Is this the second wave that health experts were warning about, and what needs to happen to stop the spread?
On this episode of Intersection, we take a closer look at the data with former Florida Department of Health data scientist Rebekah Jones, who built her own website after she was fired by the department of health.
Jones says she was fired for refusing to manipulate data to make the state’s coronavirus numbers look better than they were.

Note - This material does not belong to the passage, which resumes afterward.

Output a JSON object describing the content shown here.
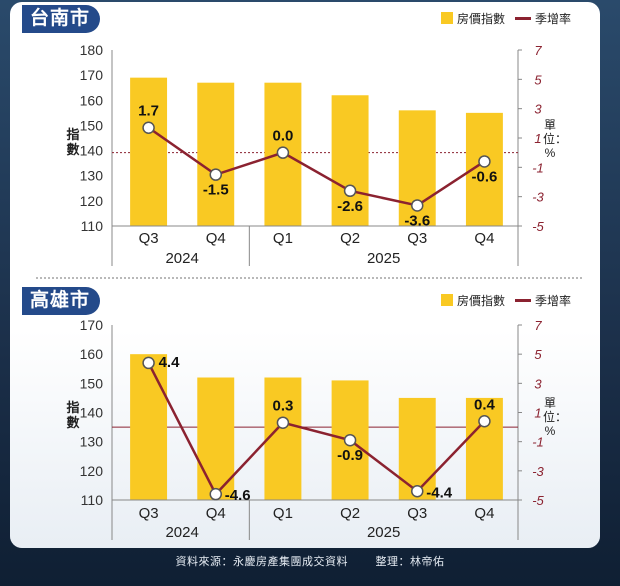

A spokesperson for Florida Governor Ron DeSantis said Jones "exhibited a repeated course of insubordination during her time with the department."
Jones has raised more than $170,000 on GoFundMe for her own COVID-19 data dashboard. She told Intersection she'll keep the website up and running as long as she can afford to.
Jones said she wants Floridians to have the information they need to make decisions about their health during the pandemic.
"I don't think there's a single data point that should decide for people whether or not they do or don't do something. It's a complex picture that is extremely nuanced," said Jones.
"What I would say is, is that within the discrepancies of the data itself, it's obvious that there are so many more cases than what are officially reported. And I would listen to the epidemiologists and the doctors, before making any decisions about what is the most appropriate and safe behavior for you and your family."
Listen to the first part of the program including our interview with Rebekah Jones here:
Also joining the program- 90.7 Health reporter Abe Aboraya, and Dr. Scott Brady, senior vice president of ambulatory services for the AdventHealth Central Florida Division and president of AdventHealth Centra Care.
"We had a lot of beaches that reopened in time for Memorial Day weekend. We're more than two weeks past that, and we are now approaching the two week mark past when bars and restaurants were allowed to reopen with indoor seating with with higher capacity," said Aboraya.
"If there's community transmissions at these locations, now is the time we'll start seeing the cases and that is what we're seeing. We're starting to see that particularly with people right now who are in a younger population."
Earlier this week Orange County mayor Jerry Demings said he was considering mandatory face masks for certain businesses. On Thursday afternoon Demings signed an executive order mandating the wearing of face masks for anyone in public in Orange County.
Dr. Brady said wearing a mask can protect the wearer and others too.
"If you wear a mask, because then your air, your cough, your breath, you're talking doesn't produce as many droplets into the air. So obviously, it's going to protect other people. It does protect you to a certain extent as well, especially if your mask is waterproof. If someone has droplets coming at you, then the mask will protect you."
Dr. Brady said it also makes a difference whether you're inside or outdoors.
"When you're in an enclosed space in a room with another person and you both don't have masks, the longer that you're in there together with that person, the higher likelihood it is that you're going to breathe in whatever microscopic droplets, they're breathing."